Pepek Marsiah, Head of Public Company and Issuer Supervision at OJK, outlined what the regulator is already doing. OJK operates an electronic reporting system where listed companies file disclosures simultaneously to OJK and IDX, along with a whistleblowing platform for violations. The authority is preparing to launch a new incident-reporting system for exchanges, and is moving towards aligning sustainability and emissions reporting with international standards.

Pepek pointed to the 2023–2027 Capital Market Roadmap, which sets targets not only for the number of listed companies but also for market integrity and investor protection.

“We support market development, but we must hear market feedback,” she said. “Coordination between regulators, SROs and stakeholders is essential if we want to grow together—and hopefully, one day, grow larger than India.”

Hardening the Perimeter: RDN Banks, APIs and BSSN Guidelines

On the front lines, Lily said the damage from the compromised API transfers forced SROs to issue a joint circular in September, instructing RDN banks and brokers to strengthen cybersecurity.
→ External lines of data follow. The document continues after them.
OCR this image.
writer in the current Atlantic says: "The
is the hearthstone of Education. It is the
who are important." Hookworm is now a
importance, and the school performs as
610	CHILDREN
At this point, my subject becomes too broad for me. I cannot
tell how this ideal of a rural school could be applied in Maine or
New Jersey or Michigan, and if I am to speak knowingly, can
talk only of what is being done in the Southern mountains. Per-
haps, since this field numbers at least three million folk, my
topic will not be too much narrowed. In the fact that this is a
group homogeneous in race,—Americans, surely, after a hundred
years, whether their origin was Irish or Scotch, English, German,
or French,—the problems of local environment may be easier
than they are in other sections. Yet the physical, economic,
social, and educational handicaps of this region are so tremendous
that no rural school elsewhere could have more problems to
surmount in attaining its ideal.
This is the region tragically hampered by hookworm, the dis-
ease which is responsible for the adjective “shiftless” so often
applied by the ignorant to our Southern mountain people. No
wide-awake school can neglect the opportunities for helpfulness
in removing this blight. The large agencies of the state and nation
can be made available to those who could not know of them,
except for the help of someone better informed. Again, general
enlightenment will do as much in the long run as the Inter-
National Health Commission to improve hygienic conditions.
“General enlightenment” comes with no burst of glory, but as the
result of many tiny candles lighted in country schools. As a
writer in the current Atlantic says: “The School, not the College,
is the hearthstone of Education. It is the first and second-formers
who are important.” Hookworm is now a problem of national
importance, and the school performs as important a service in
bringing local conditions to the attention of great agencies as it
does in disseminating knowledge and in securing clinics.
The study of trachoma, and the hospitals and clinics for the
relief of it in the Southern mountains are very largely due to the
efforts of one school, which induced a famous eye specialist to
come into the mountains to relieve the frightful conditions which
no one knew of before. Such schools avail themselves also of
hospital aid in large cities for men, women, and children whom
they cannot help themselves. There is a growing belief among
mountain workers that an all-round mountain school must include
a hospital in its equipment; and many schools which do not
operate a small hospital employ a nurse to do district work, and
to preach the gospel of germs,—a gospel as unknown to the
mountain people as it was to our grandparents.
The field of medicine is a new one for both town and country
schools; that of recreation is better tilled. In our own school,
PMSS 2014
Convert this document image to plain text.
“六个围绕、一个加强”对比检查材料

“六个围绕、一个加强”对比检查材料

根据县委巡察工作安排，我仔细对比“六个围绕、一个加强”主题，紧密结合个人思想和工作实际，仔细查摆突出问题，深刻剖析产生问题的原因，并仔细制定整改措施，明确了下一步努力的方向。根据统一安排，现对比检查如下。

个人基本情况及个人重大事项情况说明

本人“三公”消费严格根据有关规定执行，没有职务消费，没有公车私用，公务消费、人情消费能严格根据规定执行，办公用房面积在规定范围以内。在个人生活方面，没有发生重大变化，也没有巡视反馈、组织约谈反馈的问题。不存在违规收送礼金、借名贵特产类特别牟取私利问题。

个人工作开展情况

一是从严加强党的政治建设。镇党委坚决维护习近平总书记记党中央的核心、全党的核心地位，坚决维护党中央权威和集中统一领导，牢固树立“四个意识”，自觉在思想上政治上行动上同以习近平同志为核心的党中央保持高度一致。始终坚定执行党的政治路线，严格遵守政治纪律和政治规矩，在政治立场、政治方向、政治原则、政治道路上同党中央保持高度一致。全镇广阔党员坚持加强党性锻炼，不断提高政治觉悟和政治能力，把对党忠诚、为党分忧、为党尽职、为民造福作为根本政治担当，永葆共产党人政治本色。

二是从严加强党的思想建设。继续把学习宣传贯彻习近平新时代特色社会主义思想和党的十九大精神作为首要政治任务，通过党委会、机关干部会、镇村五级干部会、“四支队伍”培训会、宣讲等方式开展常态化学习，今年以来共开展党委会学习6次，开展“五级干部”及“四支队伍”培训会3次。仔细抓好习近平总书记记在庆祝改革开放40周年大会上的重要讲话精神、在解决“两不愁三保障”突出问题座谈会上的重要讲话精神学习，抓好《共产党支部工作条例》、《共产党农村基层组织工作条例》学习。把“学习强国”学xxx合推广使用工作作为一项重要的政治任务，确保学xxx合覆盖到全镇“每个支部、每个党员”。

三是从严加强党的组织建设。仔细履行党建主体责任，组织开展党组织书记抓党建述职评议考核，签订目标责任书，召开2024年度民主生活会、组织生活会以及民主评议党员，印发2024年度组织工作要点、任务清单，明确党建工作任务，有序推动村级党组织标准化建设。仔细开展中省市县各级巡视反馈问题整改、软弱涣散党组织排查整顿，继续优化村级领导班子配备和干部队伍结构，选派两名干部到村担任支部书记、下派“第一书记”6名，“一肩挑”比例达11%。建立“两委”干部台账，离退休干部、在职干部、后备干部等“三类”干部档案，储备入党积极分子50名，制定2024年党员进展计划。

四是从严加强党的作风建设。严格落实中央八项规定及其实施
The circular carries a compliance deadline of 16 December, requiring tighter monitoring of host-to-host connections, anomaly detection, and controls on out-of-hours high-frequency transfers.

She also highlighted the role of the Indonesia Anti-Scam Center (IASC) in tracing stolen funds and the newly issued cybersecurity guidelines from BSSN (Badan Siber dan Sandi Negara). The BSSN manual gives brokers and banks a more accessible path towards good practice, rather than jumping straight into expensive ISO standards.

Misra sees these moves as part of the broader “people, process, technology” triad that Broto also referenced.

“Technology can only address part of the problem,” Broto said. “We need people, processes and technology to work together if we are to meet market expectations.”

Investortrust Director Sachin Gopalan moderates a panel discussion at the Investortrust Capital Market Forum 2025 in Jakarta on Thursday, December 4, 2025. Photo: Investortrust/Dicki Antariksa. (Dicki Antariksa) Source: Investortrust (Dicki Antariksa)
Source: Investortrust

Investor Education: The Missing Third Pillar

If regulation and infrastructure are the first two pillars, Misra argues that investor education is the third.

In many of the cases Lily described, he observed, clients were compromised because they clicked phishing links, reused passwords, or treated online trading accounts like casual apps rather than serious financial instruments.

Technology can help here as well, but in a different way: by distributing education and alerts at scale, pushing cyber-hygiene and risk awareness into smaller cities and rural areas, and reinforcing the idea that capital-market participation comes with responsibilities.

This aligns with a broader growth strategy outlined by fund managers. Ranju Parambi of UBS and Kartika Sutandi of Jarvis Asset Management, argued in the same forum that Indonesia’s long-term success depends on retail investors making money and feeling protected. Without that, there will be no sustainable liquidity, and without liquidity, neither foreign institutions nor domestic entrepreneurs will trust the market as a source of capital.

From Fraud Shock to System Upgrade

The temptation, when confronted with the kinds of fraud that shook Indonesian brokers in 2023–2025, is to treat each as an isolated aberration: a bad trader here, a rogue script there, a careless investor, an unlucky API.

Misra’s intervention in Jakarta was to insist on the opposite.

Indonesia, he argued, is not suffering from a few bad lines of code. It is experiencing the growing pains of a market that is trying to become bigger, faster and more inclusive without fully upgrading the rules, infrastructure and habits that govern it.

In that light, the current wave of fraud is not merely a threat. It is a stress test.

“Technology provides the vessel where the market can play with safety,” he said. “But the vessel must be designed for the journey you want to make, not the one you have already completed.”

If Indonesia treats these cases as a trigger for system-level reform—tighter margins, faster and smarter surveillance, secure member applications, hardened APIs, coordinated regulation and aggressive investor education—then the recent scandals may be remembered less as a crisis and more as the turning point when the market finally decided to grow up.